O YouTuber Kasem Ibn Hatuta, passageiro do Hondias, postou um vídeo descrevendo como soube da morte cerca de 12 dias após o início da viagem.
“A maioria das pessoas a bordo está a reagir com muita calma à situação, ao contrário do que está a ser noticiado nos meios de comunicação social”, disse Hatuta.
‘Hoje deveria ser o último dia da nossa viagem de 35 dias através do Oceano Atlântico.
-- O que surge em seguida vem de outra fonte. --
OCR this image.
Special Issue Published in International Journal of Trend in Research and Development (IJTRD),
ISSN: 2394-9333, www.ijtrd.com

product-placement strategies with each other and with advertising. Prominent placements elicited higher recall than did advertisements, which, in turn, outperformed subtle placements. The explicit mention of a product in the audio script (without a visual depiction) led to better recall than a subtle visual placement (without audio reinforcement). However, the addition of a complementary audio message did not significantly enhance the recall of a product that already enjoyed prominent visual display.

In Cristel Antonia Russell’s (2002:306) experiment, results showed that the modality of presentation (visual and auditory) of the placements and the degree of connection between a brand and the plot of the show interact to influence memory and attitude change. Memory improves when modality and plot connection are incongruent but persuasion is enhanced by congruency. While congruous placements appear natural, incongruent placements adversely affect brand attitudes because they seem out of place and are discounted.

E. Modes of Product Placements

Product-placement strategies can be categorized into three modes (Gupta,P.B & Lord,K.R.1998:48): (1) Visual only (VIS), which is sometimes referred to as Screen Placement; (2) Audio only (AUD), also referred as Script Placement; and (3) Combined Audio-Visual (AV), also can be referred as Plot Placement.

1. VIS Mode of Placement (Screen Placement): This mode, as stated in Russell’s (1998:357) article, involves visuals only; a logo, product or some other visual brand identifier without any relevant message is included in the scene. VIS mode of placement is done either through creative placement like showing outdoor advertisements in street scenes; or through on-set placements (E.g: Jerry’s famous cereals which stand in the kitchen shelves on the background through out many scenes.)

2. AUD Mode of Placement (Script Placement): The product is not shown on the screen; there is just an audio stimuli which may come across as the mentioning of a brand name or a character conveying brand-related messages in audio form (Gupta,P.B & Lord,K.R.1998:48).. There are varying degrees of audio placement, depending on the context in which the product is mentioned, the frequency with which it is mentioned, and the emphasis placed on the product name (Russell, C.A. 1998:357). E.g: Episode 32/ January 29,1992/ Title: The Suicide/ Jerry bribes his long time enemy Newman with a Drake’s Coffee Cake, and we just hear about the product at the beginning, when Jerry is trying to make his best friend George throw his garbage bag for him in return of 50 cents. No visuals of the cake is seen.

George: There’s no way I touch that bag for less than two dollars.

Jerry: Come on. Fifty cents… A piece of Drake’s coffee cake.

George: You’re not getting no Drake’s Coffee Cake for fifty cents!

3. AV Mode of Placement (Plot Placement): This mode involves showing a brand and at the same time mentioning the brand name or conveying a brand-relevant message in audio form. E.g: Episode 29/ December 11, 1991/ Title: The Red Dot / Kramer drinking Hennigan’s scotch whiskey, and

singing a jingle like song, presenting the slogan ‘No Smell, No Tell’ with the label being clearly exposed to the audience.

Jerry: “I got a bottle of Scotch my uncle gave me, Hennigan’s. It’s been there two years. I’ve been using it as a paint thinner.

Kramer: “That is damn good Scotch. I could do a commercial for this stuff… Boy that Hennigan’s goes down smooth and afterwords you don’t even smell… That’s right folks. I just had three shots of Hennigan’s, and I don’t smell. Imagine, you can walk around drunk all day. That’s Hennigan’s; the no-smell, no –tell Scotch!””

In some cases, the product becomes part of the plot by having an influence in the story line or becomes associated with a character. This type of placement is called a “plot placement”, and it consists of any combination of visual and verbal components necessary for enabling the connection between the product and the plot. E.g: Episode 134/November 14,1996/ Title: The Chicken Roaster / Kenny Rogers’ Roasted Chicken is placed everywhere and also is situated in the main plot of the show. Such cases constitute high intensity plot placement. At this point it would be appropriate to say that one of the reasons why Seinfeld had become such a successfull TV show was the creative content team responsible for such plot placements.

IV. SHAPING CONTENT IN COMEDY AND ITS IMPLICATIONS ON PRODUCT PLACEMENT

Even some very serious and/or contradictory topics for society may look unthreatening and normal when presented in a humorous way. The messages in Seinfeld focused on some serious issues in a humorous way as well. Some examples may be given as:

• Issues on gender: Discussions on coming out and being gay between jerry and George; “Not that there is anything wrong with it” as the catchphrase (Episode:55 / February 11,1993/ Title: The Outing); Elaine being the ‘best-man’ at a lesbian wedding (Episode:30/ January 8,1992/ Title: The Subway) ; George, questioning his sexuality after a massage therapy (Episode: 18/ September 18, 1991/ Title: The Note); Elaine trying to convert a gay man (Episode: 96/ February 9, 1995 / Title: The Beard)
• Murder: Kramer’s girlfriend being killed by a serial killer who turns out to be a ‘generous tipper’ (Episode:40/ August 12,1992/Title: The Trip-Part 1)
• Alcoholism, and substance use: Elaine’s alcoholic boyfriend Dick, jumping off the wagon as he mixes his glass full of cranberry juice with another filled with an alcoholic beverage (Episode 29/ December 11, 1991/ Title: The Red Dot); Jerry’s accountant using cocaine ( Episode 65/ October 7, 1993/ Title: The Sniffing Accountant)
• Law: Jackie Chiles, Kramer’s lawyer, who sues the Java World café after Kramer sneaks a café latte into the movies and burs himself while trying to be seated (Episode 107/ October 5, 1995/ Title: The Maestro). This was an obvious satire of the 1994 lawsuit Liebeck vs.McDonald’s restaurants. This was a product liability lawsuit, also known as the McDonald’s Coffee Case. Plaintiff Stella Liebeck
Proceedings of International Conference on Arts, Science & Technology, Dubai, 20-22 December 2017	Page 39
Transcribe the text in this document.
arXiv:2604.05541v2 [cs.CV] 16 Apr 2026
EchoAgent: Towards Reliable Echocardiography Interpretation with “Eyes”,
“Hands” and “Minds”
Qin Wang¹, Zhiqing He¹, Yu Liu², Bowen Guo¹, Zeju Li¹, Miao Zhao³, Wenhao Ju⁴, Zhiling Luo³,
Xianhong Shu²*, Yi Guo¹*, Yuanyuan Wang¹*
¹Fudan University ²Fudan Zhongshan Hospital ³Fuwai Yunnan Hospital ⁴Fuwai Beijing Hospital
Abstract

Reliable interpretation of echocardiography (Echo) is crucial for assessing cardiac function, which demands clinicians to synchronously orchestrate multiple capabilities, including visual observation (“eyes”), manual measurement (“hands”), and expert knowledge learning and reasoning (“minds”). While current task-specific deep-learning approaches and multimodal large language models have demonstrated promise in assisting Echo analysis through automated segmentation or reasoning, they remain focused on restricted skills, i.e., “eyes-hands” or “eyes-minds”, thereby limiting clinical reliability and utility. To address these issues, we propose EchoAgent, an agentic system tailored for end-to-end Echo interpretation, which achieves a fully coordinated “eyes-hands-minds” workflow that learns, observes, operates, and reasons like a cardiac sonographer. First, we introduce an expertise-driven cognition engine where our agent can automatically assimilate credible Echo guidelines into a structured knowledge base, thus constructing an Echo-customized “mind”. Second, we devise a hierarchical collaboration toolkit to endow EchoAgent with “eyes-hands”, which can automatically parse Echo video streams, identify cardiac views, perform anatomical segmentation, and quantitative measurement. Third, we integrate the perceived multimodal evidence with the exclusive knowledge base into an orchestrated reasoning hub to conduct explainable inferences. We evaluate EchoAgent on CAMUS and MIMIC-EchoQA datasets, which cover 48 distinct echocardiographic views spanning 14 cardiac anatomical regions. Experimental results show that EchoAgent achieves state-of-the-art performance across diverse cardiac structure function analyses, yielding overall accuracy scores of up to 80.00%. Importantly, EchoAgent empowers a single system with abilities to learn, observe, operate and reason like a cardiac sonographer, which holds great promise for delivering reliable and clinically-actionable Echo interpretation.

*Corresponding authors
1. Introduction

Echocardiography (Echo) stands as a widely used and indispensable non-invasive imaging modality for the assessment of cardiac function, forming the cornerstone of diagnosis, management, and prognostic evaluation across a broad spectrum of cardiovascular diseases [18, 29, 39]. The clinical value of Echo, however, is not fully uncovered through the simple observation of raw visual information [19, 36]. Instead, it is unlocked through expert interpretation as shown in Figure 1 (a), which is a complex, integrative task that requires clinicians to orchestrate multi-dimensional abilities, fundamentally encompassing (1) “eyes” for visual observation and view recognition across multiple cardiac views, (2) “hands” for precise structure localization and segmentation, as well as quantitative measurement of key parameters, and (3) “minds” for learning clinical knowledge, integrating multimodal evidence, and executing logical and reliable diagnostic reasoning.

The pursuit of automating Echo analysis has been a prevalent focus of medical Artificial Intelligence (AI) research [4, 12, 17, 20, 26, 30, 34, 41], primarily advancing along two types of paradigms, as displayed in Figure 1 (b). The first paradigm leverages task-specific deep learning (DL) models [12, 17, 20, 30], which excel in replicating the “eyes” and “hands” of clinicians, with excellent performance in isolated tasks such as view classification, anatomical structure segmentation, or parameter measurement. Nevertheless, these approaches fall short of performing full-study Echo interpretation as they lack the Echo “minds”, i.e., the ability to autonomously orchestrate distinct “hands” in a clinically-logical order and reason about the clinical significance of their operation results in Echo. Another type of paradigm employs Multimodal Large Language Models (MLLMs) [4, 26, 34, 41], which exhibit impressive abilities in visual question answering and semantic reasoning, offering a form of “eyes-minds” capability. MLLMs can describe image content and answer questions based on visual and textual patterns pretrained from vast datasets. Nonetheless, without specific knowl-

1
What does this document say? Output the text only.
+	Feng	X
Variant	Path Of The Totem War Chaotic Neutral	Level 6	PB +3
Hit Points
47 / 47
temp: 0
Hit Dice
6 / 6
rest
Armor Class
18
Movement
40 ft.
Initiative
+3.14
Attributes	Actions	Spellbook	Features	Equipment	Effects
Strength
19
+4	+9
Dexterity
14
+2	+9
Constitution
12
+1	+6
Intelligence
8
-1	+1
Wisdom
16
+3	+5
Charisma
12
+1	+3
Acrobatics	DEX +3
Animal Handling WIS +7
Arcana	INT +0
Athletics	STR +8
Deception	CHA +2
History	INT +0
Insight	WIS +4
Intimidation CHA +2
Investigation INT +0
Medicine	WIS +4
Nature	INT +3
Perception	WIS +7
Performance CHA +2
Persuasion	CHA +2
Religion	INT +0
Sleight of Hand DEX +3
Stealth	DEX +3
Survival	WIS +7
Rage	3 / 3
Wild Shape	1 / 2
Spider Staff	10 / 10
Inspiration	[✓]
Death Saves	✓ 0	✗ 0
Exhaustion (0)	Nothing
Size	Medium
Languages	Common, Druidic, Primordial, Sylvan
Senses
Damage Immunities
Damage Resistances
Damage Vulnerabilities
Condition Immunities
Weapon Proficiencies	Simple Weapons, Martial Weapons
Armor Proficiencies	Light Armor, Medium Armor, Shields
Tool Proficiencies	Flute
Mas é claro que a nossa viagem não terminará aqui’, acrescentou, referindo-se à recusa de Cabo Verde em permitir a atracação de Hondias.
Tedros disse que a OMS notificou 12 países que os seus cidadãos tinham desembarcado do navio de cruzeiro em Santa Helena.
O governo de Santa Helena afirmou que “mais de 95 por cento” da população não teve contacto próximo ou embarcou com os passageiros ou tripulantes do navio e estava actualmente em “risco extremamente baixo de infecção”.
O navio deverá atracar em Tenerife, nas Ilhas Canárias, neste fim de semana, onde os moradores temem o ‘Covid 2.0’.
O presidente da ilha, Fernando Clavijo, opôs-se fortemente à decisão do governo espanhol de permitir que o holandês MV Hondias atracasse nas ilhas, insistindo que não era seguro para a população local.
Clavizo também criticou o governo espanhol pela sua “lealdade institucional” e pela falta de profissionalismo por não o ter mantido informado.
Numa reunião na tarde de quinta-feira, Clavizzo disse aos meios de comunicação locais que “em nenhuma circunstância os passageiros deixarão o navio até que o avião esteja no aeroporto” e que a sua transferência seria feita com “todas as medidas de segurança necessárias” e equipamento de proteção individual.
E Donald Trump expressou preocupação ontem ao dizer aos repórteres que esperava que um hantavírus mortal não se espalhasse.
Trump disse que foi informado sobre a situação na quinta-feira. “Esperamos que esteja praticamente sob controle”, disse Trump aos repórteres.
‘Era o navio – e acho que faremos um relatório completo sobre ele amanhã. Muitos dos nossos grandes homens estão estudando isso… Esperamos que tudo dê certo.
Questionado por um repórter se os americanos deveriam estar preocupados com a propagação do vírus, Trump respondeu: “Espero que não”.